(Jerusalem) - Hamas authorities in the Gaza Strip prevented Gazans from demonstrating in solidarity with protesters in Egypt, according to witnesses who spoke to Human Rights Watch. On January 31, 2011, police arbitrarily arrested six women and threatened to arrest another 20 people who responded to a call on Facebook for a demonstration as soon as they arrived at the park of the Unknown Soldier in Gaza City.

An eyewitness told Human Rights Watch that shortly after 2 p.m. on January 31, plainclothes detectives forced three women who intended to demonstrate into a civilian car and drove them away. Others who walked away from the planned demonstration were followed by a police detective on a motorcycle, who demanded that they turn over their ID cards and mobile phones. When they handed over their IDs but refused to surrender their phones, the detective called for support to arrest them, and the demonstrators fled, the witness said.

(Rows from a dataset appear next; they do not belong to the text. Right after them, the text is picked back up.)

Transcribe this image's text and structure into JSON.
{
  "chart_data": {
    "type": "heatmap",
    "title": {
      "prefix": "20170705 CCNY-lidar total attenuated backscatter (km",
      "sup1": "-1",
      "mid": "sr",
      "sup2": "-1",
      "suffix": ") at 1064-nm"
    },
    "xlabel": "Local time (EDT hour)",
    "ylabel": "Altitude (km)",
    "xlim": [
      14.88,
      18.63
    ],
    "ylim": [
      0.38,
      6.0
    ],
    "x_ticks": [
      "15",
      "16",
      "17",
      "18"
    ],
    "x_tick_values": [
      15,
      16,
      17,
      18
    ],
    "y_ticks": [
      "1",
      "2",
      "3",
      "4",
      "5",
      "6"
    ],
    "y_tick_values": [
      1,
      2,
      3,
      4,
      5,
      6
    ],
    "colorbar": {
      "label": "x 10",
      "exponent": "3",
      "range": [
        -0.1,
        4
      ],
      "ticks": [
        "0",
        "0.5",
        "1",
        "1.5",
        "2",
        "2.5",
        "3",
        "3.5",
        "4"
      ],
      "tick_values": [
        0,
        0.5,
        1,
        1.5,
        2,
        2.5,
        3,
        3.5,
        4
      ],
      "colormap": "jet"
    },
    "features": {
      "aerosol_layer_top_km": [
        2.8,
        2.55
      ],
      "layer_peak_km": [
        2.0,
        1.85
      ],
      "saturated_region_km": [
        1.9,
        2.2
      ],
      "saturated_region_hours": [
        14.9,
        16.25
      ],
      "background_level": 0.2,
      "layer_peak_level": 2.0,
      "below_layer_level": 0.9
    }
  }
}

One of the women detained told Human Rights Watch that police women apprehended her and took her for questioning at the Gaza City police station, where she saw five other women being held pending interrogation after attending the planned demonstration. Police women told the detainees to sign pledges that they would not participate in demonstrations without first obtaining police permission and would respond to police summons at any time. Women police officers insulted demonstrators who were not wearing headscarves and questioned whether they were really Muslims, and slapped one demonstrator and pulled her hair, witnesses said. The women were later released. 

Under international human rights law, no restrictions may be placed on the exercise of the right to peaceful assembly other than those imposed in conformity with the law and which are strictly necessary and proportionate for national security, public safety, or public order.

 "The Hamas authorities should stop arbitrarily interfering with peaceful demonstrations about Egypt or anything else," said Sarah Leah Whitson, Middle East director at Human Rights Watch. "Police committing unlawful arrests and abusing demonstrators should be held to account."